In one way, a select committee with subpoena power would allow Democrats to accomplish exactly what Republicans claim they are trying to do with a bipartisan commission — push the inquiry into an election year. This previous GOP talking point ignored the fact that the commission would be mandated to wrap up by the end of this year, by a bipartisan agreement reached with Republican Rep. John Katko of New York.
A spectacle of televised hearings and demands for leaders like McCarthy to testify would help Democrats remind voters — especially in critical suburban battlegrounds — that their opponents in the midterms are apologists for the most demagogic President in modern history. It could also embarrass McCarthy himself as he sets his sights on becoming speaker from January 2023. The downside is that the hearings could turn into the kind of unhinged circus staged by Trump’s allies during his first impeachment process.

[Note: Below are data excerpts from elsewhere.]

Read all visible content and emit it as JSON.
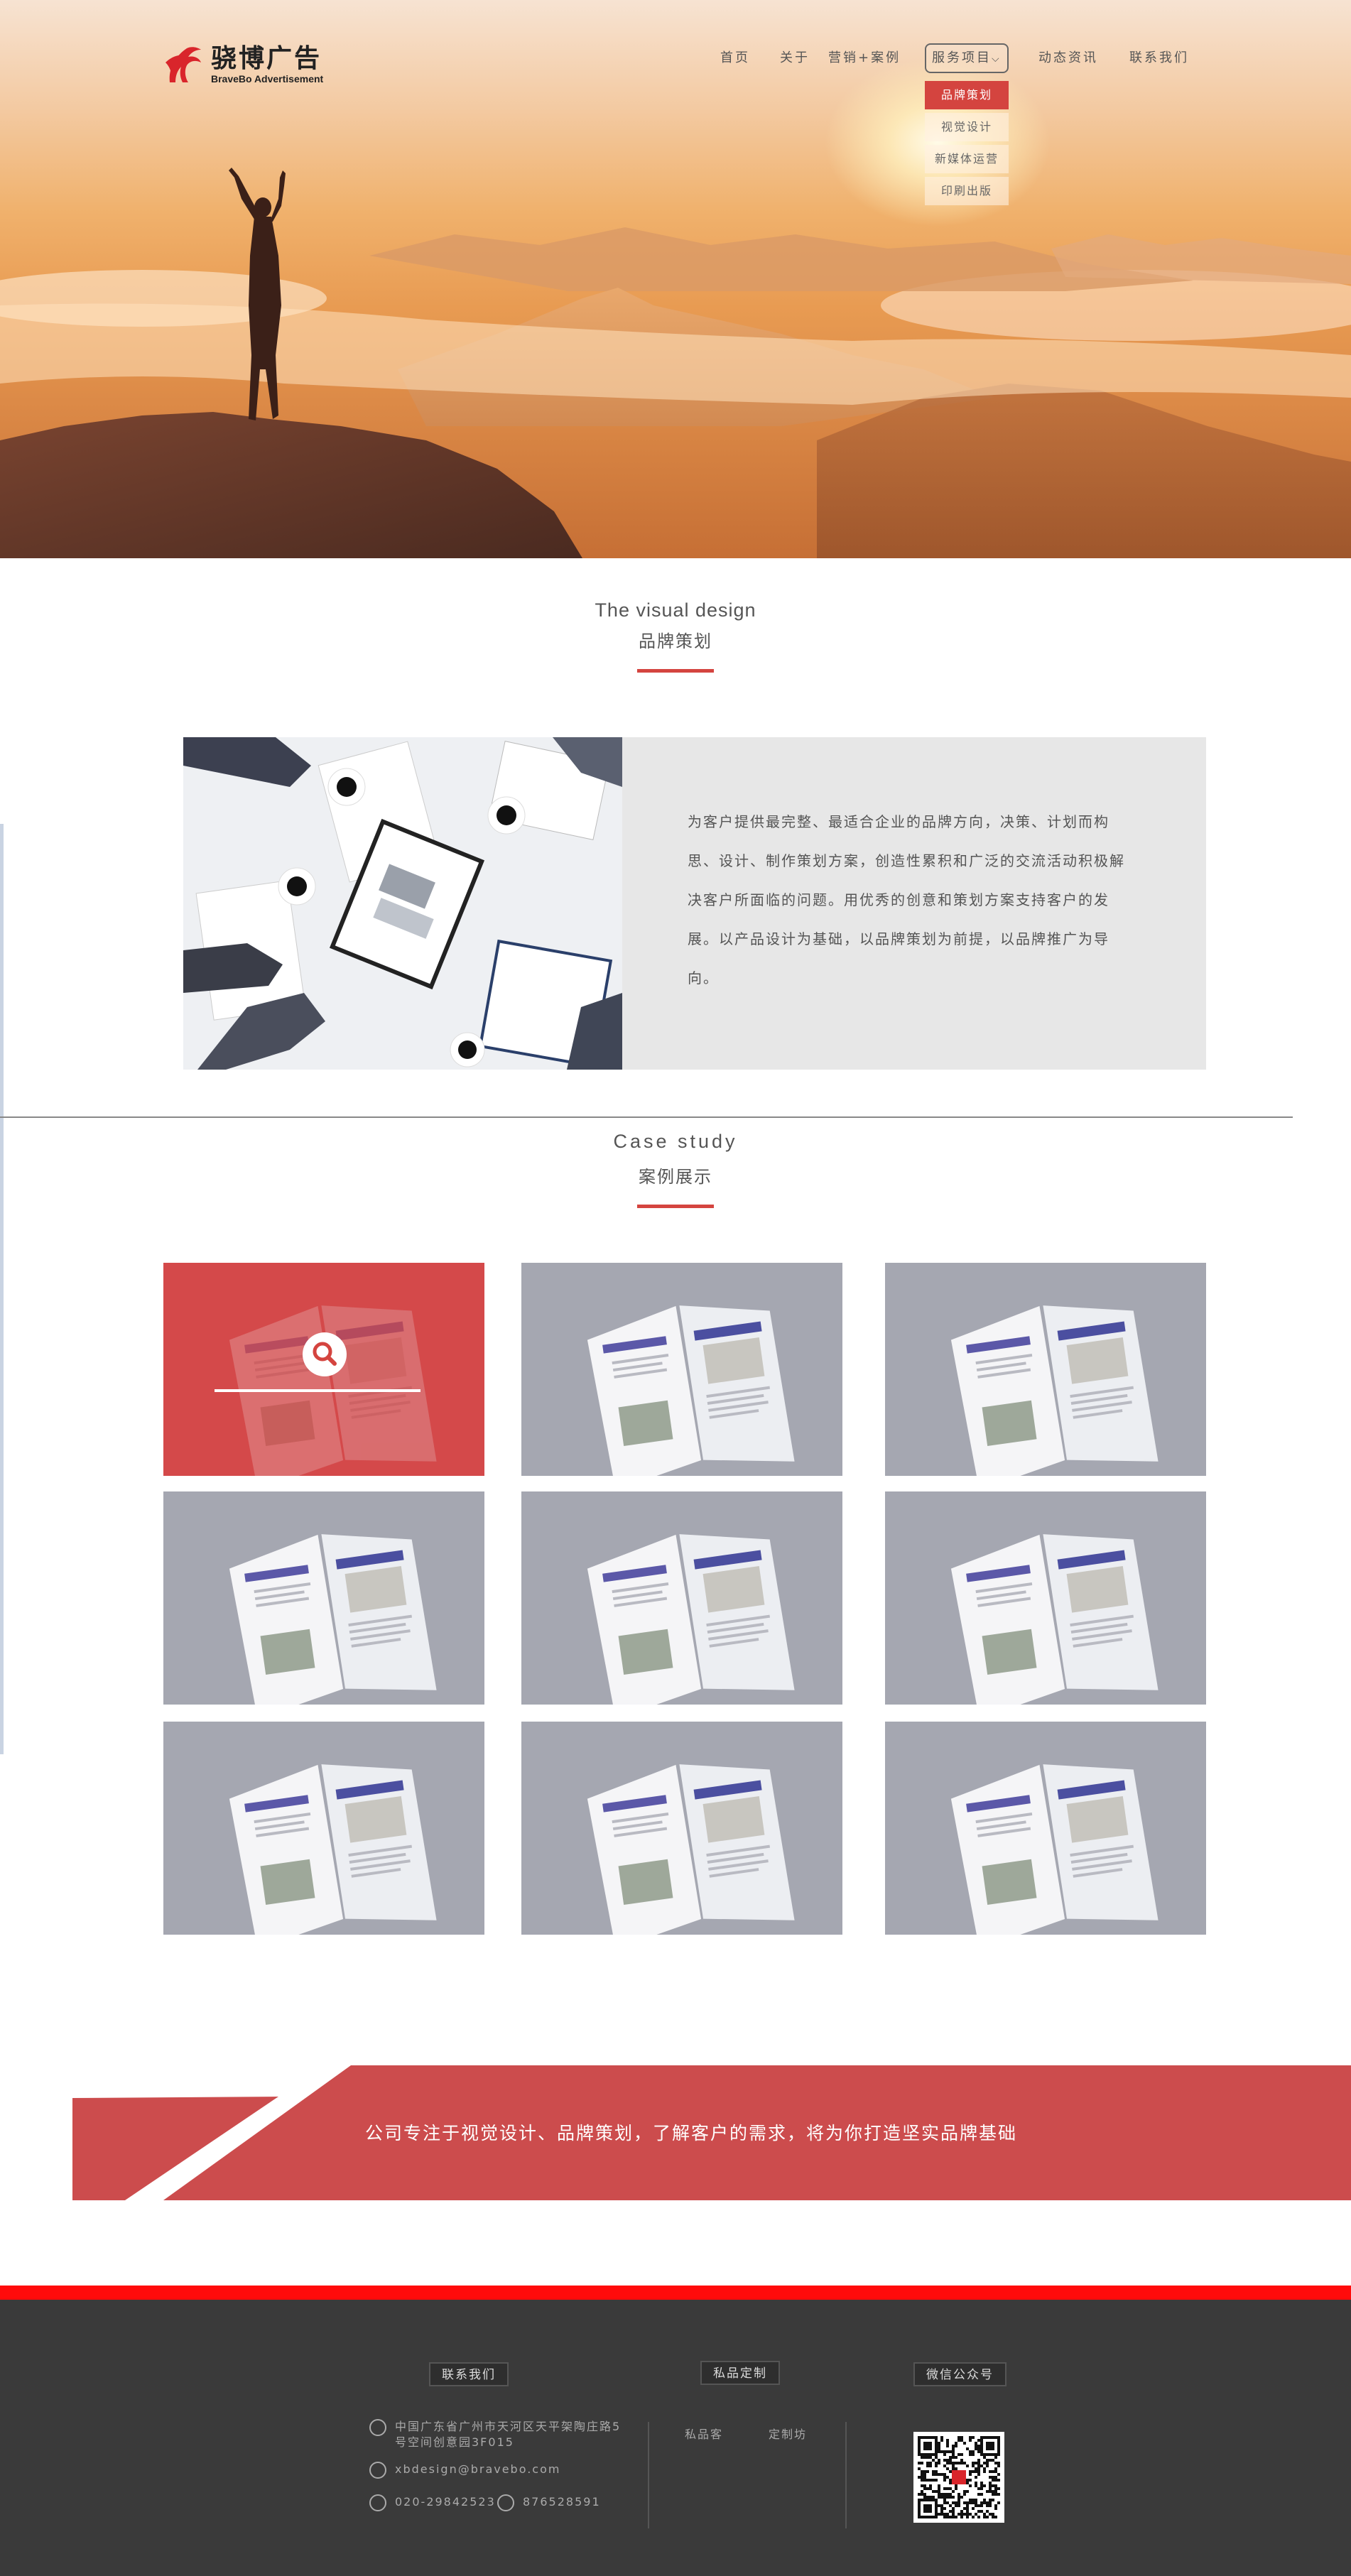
{
  "brand": {
    "name_cn": "骁博广告",
    "name_en": "BraveBo Advertisement"
  },
  "nav": {
    "items": [
      "首页",
      "关于",
      "营销+案例",
      "服务项目",
      "动态资讯",
      "联系我们"
    ],
    "dropdown": [
      "品牌策划",
      "视觉设计",
      "新媒体运营",
      "印刷出版"
    ]
  },
  "section1": {
    "title_en": "The visual design",
    "title_cn": "品牌策划",
    "body": "为客户提供最完整、最适合企业的品牌方向，决策、计划而构思、设计、制作策划方案，创造性累积和广泛的交流活动积极解决客户所面临的问题。用优秀的创意和策划方案支持客户的发展。以产品设计为基础，以品牌策划为前提，以品牌推广为导向。"
  },
  "section2": {
    "title_en": "Case study",
    "title_cn": "案例展示"
  },
  "banner": {
    "text": "公司专注于视觉设计、品牌策划，了解客户的需求，将为你打造坚实品牌基础"
  },
  "footer": {
    "contact_title": "联系我们",
    "address": "中国广东省广州市天河区天平架陶庄路5号空间创意园3F015",
    "email": "xbdesign@bravebo.com",
    "phone": "020-29842523",
    "qq": "876528591",
    "custom_title": "私品定制",
    "links": [
      "私品客",
      "定制坊"
    ],
    "wechat_title": "微信公众号"
  },
  "colors": {
    "accent": "#d4443f",
    "footer_bg": "#3a3a3a",
    "footer_red": "#ff0b0b"
  }
}
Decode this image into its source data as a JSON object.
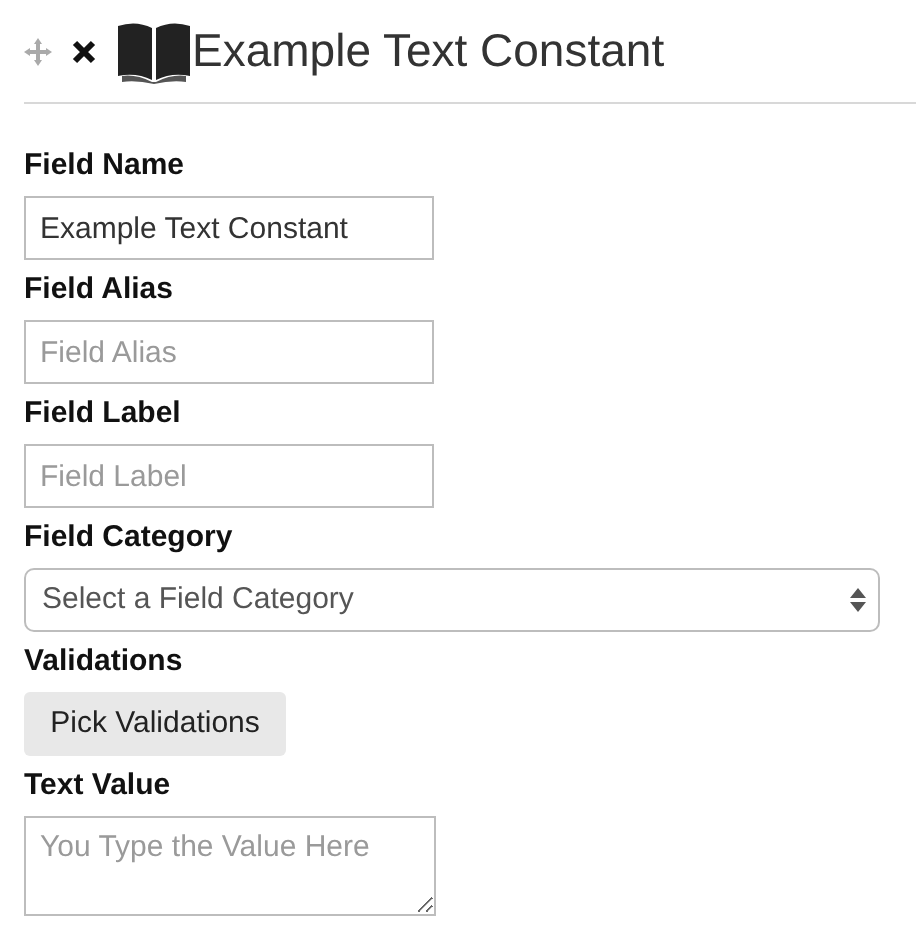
{
  "header": {
    "title": "Example Text Constant"
  },
  "fields": [
    {
      "kind": "text",
      "label": "Field Name",
      "value": "Example Text Constant"
    },
    {
      "kind": "text",
      "label": "Field Alias",
      "placeholder": "Field Alias"
    },
    {
      "kind": "text",
      "label": "Field Label",
      "placeholder": "Field Label"
    },
    {
      "kind": "select",
      "label": "Field Category",
      "placeholder": "Select a Field Category"
    },
    {
      "kind": "button",
      "label": "Validations",
      "button": "Pick Validations"
    },
    {
      "kind": "textarea",
      "label": "Text Value",
      "placeholder": "You Type the Value Here"
    }
  ]
}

If they seek to use their power to target Trump and key members of his party in the run-up to a crucial election, Democrats would be using a blueprint favored by Republicans following the deaths of four Americans, including the US Ambassador to Libya Chris Stevens, in Benghazi in 2012. Hillary Clinton was secretary of state at the time of the attack, and while years of Republican probes and hearings failed to find wrongdoing, they tarnished her in the run-up to her 2016 presidential run.
The Benghazi example helps to expose the deep hypocrisy of the Republican effort to kill the commission on the grounds that it is little more than a partisan effort by Democrats to damage Trump — whose wrongdoing is not in dispute since it occurred on live television and targeted the citadel of American democracy.
In 2015, McCarthy, who was then House Majority leader, celebrated the Select Committee on Benghazi’s success in harming Clinton’s political hopes, a sentiment that was far more partisan than anything Democratic leaders have so far said about the bipartisan commission to examine January 6.
“Everybody thought Hillary Clinton was unbeatable, right?” McCarthy said on Fox News. “But we put together a Benghazi special committee, a select committee. What are her numbers today? Her numbers are dropping. Why? Because she’s untrustable. But no one would have known any of that had happened had we not fought.”
To abandon inquiries into the outrage now would be to reward multiple efforts by Trump’s acolytes in Congress to whitewash the truth about the mob that invaded the Capitol after the ex-President told them to “fight like Hell” to disrupt the certification of President Joe Biden’s victory.
It would also hand the Republicans another strategic victory — playing into their effort to ignore the fallout from January 6 and exclusively put the focus on Biden’s sweeping liberal agenda in the run-up to the midterms elections in November 2022.
House Intelligence Chairman Adam Schiff, a Democrat from California, has argued that lawmakers need to fully understand what occurred on January 6 to prevent a similar “act of domestic terrorism.” On Thursday evening, he rejected the arguments of McCarthy and McConnell, stating that the deal for the commission was negotiated in a bipartisan fashion and “couldn’t be more evenly balanced.”
“Those arguments against it are just window dressing,” he told CNN’s Wolf Blitzer on “The Situation Room.” “The bottom line is Donald Trump doesn’t want it and they’ve made the decision they’re going to make their future with him regardless of his role in that insurrection.”
The ideal outcome, Schiff said, would be to proceed with a bipartisan commission that has the kind of stature that the 9/11 commission did.
“But we are going to insist on getting answers one way or the other.”